Bulgarian aviator (1916–1943)

Dimitar Spisarevski (Димитър Списаревски) (19 July 1916 – 20 December 1943) was a Bulgarian fighter pilot known for taking down an American bomber by ramming it during the bombing of Sofia in World War II.

Born in Dobrich on 19 July 1916, Spisarevski moved with his family after the post-World War I Treaty of Neuilly ceded the city to Romania, consecutively living in Lom, Belogradchik and Sofia.

Spisarevski entered His Majesty's Military School, but was subsequently expelled and went to serve in Yambol. Due to his excellent conduct, he was called back as a cadet to the school. When a pilot contest was announced, he was among the first candidates for the new subject. Later, he went on to study in Nazi Germany, where he graduated from the fighter pilot school in Werneuchen in 1938. In the summer of 1943, he was sent to the English Channel with another Bulgarian pilot to observe the German pilots and master aerial warfare tactics.

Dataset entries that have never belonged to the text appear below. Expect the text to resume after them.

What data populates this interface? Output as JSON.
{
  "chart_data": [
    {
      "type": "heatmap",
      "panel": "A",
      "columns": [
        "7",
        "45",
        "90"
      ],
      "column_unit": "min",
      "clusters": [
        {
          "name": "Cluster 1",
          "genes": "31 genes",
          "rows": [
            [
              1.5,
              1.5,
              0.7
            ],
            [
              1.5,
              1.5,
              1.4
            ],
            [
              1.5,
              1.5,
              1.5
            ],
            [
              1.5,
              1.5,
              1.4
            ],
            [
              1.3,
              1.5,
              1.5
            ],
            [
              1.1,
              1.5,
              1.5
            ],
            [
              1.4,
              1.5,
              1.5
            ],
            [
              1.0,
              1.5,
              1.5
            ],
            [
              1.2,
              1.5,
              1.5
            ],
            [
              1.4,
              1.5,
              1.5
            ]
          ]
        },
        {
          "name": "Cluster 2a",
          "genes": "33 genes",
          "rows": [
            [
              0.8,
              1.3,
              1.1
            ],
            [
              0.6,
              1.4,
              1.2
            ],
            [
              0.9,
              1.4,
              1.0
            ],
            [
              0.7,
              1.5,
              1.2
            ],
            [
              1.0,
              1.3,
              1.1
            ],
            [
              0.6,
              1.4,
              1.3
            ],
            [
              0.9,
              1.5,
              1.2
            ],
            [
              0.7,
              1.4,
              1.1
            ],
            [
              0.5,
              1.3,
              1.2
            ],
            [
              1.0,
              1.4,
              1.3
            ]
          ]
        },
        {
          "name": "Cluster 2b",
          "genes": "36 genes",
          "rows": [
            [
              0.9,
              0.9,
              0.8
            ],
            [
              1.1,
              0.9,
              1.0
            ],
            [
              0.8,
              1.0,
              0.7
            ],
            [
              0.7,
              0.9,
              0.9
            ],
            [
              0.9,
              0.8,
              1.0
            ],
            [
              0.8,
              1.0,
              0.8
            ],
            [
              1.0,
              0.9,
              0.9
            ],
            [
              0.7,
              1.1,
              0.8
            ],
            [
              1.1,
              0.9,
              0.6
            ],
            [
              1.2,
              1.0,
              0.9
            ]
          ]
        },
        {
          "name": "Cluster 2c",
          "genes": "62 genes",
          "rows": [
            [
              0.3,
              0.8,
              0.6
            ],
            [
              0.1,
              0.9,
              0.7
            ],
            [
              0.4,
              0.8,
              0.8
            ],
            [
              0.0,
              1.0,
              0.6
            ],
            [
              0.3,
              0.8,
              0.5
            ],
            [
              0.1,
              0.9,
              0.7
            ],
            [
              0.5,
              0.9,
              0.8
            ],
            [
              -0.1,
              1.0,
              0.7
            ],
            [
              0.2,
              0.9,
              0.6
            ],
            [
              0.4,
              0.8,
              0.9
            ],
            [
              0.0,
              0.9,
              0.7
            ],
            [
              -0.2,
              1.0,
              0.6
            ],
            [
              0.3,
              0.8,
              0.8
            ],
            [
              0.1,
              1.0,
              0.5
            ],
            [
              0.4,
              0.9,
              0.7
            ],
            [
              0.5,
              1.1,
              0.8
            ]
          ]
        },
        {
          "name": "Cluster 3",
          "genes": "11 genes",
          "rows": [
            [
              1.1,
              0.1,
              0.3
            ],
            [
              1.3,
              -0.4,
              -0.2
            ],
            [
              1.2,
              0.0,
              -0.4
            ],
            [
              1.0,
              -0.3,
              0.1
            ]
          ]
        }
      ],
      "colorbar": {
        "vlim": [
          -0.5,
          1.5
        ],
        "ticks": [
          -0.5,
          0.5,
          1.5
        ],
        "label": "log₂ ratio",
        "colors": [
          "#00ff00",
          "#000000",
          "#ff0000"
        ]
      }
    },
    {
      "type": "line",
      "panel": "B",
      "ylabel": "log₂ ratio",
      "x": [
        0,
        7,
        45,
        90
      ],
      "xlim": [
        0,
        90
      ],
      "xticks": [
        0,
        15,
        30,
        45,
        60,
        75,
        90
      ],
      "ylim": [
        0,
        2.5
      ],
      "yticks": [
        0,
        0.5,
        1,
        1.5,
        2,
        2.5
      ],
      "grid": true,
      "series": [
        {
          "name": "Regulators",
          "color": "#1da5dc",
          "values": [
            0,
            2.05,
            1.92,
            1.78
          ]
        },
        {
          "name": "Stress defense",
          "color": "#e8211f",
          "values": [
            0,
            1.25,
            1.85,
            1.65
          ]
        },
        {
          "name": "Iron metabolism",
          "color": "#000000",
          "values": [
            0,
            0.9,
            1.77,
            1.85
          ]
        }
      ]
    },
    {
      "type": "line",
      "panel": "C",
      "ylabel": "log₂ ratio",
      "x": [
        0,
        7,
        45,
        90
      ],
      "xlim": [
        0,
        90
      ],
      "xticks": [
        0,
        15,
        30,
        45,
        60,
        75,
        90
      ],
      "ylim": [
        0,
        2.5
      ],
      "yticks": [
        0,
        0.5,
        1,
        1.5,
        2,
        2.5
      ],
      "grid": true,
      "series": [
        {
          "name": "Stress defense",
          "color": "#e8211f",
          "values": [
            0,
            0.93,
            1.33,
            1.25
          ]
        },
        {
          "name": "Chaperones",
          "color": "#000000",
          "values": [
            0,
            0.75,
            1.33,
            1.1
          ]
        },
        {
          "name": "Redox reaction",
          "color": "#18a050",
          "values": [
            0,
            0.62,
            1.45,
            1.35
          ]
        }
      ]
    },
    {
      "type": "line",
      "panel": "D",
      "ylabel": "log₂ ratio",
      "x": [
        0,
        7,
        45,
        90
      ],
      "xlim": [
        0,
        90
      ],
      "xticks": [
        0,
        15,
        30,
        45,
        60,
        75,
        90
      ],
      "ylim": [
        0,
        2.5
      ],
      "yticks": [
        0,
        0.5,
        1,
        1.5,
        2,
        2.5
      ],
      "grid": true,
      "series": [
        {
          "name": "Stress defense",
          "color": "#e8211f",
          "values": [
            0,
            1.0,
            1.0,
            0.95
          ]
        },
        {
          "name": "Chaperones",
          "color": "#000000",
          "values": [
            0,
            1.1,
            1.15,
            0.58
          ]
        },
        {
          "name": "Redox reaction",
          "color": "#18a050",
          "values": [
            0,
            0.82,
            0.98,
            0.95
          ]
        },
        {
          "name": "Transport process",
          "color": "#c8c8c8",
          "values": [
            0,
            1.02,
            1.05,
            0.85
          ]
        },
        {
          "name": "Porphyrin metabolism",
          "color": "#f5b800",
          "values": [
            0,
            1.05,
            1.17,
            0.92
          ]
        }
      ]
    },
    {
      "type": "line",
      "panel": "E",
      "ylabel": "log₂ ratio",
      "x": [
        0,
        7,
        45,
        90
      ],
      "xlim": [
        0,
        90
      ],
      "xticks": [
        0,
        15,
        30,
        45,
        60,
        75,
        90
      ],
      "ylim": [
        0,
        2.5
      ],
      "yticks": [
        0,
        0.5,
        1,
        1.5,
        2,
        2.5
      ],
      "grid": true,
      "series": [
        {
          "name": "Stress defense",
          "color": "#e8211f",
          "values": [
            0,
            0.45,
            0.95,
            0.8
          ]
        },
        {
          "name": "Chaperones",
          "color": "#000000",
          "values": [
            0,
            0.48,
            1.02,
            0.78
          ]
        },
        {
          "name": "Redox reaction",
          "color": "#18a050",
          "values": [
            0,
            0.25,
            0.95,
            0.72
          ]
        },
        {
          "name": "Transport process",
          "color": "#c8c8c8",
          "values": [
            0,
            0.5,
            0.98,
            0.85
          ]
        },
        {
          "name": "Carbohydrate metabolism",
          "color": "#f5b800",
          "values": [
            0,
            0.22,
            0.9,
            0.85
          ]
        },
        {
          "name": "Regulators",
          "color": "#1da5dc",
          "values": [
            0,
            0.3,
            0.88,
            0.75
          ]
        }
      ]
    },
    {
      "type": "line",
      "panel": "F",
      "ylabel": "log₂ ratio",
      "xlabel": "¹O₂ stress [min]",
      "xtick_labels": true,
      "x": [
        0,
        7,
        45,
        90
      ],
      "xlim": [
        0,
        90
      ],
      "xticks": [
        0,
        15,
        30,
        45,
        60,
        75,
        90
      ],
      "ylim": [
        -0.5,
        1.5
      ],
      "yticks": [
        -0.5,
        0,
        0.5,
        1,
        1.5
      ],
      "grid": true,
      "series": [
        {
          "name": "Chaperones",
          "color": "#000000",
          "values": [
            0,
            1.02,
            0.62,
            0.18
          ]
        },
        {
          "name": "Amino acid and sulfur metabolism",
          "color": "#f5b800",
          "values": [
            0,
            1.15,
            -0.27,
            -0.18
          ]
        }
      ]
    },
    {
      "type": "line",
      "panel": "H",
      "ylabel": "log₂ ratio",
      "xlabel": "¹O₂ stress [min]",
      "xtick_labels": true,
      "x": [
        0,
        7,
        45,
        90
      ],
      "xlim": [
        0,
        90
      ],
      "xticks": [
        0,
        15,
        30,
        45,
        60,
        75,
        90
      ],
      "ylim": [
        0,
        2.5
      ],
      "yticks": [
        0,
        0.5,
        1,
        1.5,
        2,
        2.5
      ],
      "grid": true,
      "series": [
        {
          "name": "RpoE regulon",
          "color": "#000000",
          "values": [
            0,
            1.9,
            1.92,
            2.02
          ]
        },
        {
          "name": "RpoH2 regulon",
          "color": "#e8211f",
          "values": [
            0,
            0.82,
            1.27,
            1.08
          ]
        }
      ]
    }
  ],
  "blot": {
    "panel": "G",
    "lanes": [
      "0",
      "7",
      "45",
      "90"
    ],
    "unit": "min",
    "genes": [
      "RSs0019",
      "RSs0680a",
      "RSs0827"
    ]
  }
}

On 20 December 1943, a group of 200 American B-24 Liberator bombers and fighter planes headed to Sofia in order to bomb the Bulgarian capital once again. 36 Bulgarian airplanes took off in order to intercept the bombers before they reached Sofia. Spisarevski was one of the Bulgarian Air Force's Messerschmitt Ме-109G-2 pilots on duty in Bozhurishte who were sent to intercept the bombers before they could reach the city.

According to the battle log of the 3/6 fighter wing, of which Spisarevski was part, the battle went the following way: the American B-24 aircraft flew towards Sofia in V-shaped formations of three, echeloned in a long rear column. The Bulgarians formed an opposing battle row, echeloned in squadrons of four in a rear column, at 6,000 m. The wing had the task to engage the enemy P-38 Lightning fighters while at the same time the other wing, 2/6, would hit the bombers and force them to release their bombs outside the city.

Flying Officer Spisarevski's aircraft failed to start and he took off in a reserve plane with some delay in what would be his first and only aerial battle. When he reached the bombers, the battle had already begun. Spisarevski evaded two American fighters, headed to a group of 16 Liberators and, without ceasing fire, crashed into the leading bomber. The bomber split in mid-air and only the tail gunner survived. Spisarevski's machine crashed at the heights near the village of Dolni Pasarel close to Sofia. His body was found among the debris. The hit American bomber crashed on the other side of the village. For the taking down of a four-engine bomber, he was credited posthumously with three aerial victories and promoted to the rank of captain. Spisarevski was buried in the Central Sofia Cemetery, in the Walk of Pilots.